Those who suffer with ALS, also known as Lou Gehrig’s Disease, need lots of care and attention. They have a powerful ally in U.S. Sen. Lisa Murkowski, R-Alaska, and once again she has stepped forward to help those with a debilitating illness and grim prognosis.
Amyotrophic Lateral Sclerosis is a medical mystery with work under way to identify causes, treatments and therapies. Last week, the senator used her position on the Senate Appropriations Committee to focus some of the federal funding in ALS research on the link between military service and the disease.
The fiscal year 2015 defense budget appropriates $247 million to the Peer Reviewed Medical Research Program, which covers a broad range of science and medicine, with an underlying goal of enhancing the health and well-being of uniformed service personnel, their families, and the veteran population.
Murkowski pointed $7.5 million toward further research on the link between military service and this muscle-wasting disease. The senator points out the Veterans Affairs has regarded ALS as “presumptively service connected” since 2008, and provides for a minimum 100 percent disability rating for veterans diagnosed with ALS.
She also notes that men and women in the service are understood to have a 60 percent better chance than the civilian population of developing the disease.
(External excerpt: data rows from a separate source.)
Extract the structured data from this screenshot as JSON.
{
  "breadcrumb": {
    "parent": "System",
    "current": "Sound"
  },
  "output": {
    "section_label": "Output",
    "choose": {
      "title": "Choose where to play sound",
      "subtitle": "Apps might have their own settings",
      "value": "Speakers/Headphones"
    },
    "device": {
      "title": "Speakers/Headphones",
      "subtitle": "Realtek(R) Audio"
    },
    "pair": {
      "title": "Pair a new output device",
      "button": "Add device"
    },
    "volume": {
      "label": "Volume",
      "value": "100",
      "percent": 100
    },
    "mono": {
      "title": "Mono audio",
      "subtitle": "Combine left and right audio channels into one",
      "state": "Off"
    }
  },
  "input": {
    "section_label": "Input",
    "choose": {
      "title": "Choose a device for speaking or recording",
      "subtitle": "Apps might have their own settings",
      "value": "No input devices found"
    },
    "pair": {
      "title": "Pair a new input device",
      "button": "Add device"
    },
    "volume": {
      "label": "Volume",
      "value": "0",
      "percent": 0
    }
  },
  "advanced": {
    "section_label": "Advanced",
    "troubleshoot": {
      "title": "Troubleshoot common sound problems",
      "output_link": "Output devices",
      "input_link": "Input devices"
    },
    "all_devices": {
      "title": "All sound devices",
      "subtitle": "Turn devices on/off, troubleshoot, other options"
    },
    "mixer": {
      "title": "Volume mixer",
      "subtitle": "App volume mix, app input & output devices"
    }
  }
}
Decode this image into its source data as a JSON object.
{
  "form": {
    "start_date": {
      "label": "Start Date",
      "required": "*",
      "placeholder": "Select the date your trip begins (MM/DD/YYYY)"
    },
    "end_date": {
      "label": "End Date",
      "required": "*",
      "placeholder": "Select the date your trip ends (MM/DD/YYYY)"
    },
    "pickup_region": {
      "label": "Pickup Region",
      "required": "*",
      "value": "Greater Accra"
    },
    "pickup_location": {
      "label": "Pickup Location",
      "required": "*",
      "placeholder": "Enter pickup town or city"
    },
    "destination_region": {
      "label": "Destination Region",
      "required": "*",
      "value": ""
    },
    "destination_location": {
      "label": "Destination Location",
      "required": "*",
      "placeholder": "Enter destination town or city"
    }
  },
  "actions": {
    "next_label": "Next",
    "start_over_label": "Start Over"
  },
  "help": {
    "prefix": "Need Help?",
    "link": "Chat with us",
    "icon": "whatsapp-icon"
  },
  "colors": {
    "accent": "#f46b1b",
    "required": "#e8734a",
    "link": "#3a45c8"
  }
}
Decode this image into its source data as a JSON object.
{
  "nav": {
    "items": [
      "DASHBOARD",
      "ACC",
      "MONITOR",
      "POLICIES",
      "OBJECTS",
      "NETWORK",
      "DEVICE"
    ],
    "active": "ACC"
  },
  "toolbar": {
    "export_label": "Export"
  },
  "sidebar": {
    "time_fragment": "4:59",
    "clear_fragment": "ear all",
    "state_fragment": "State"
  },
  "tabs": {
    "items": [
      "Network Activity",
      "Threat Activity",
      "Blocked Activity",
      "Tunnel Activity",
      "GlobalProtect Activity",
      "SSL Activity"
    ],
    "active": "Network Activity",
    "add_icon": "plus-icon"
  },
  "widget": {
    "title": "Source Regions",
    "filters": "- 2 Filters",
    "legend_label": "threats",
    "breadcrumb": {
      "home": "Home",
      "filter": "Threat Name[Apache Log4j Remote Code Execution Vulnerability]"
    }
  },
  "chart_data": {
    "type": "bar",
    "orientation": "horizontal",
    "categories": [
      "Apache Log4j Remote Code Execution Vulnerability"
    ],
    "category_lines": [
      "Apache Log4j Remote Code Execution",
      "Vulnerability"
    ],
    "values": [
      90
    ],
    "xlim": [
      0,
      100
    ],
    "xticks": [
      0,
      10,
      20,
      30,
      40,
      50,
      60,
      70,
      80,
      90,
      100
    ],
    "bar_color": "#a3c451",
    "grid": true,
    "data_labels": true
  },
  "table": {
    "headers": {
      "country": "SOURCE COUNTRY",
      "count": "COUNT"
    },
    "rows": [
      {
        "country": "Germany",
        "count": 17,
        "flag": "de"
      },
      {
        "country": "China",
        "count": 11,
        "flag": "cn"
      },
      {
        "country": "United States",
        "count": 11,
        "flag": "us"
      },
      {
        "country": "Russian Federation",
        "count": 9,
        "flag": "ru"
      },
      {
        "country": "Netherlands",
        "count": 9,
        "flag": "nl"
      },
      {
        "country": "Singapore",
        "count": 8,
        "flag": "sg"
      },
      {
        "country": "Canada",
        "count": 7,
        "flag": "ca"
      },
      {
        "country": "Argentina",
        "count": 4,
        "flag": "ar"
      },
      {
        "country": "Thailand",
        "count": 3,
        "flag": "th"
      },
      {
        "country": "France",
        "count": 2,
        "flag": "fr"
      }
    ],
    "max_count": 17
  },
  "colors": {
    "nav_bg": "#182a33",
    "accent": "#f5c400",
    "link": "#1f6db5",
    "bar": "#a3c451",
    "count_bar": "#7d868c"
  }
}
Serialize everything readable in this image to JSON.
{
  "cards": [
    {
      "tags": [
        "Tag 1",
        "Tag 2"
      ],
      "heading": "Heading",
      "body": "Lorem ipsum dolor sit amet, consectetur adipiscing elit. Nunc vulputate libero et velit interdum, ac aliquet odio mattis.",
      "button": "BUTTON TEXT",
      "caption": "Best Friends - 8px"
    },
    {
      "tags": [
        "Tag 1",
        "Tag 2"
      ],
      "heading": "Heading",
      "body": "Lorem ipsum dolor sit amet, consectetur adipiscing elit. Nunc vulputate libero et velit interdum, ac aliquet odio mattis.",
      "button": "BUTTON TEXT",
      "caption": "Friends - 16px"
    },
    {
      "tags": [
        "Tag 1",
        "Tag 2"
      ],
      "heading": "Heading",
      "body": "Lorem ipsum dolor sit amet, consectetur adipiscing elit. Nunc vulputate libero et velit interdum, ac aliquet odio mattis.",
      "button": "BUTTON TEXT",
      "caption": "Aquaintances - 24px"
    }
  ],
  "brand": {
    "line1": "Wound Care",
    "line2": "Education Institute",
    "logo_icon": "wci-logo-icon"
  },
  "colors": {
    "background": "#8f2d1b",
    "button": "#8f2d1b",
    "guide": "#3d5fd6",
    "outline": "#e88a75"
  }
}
ALS has touched the senator’s extended family, so she knows of the courage and love that also sustain those who suffer with ALS. Keeping the funding and science focused in a setting of intense competition for scarce resources takes leaders and leadership. Murkowski fills those roles.
This post, originally published at 6:45 a.m. on July 21, 2014, was corrected at 4:33 p.m. on July 21, 2014. Due to incorrect information provided on the senator’s website, an earlier version of this post incorrectly referred to the Department of Veterans Affairs as the Veterans Administration.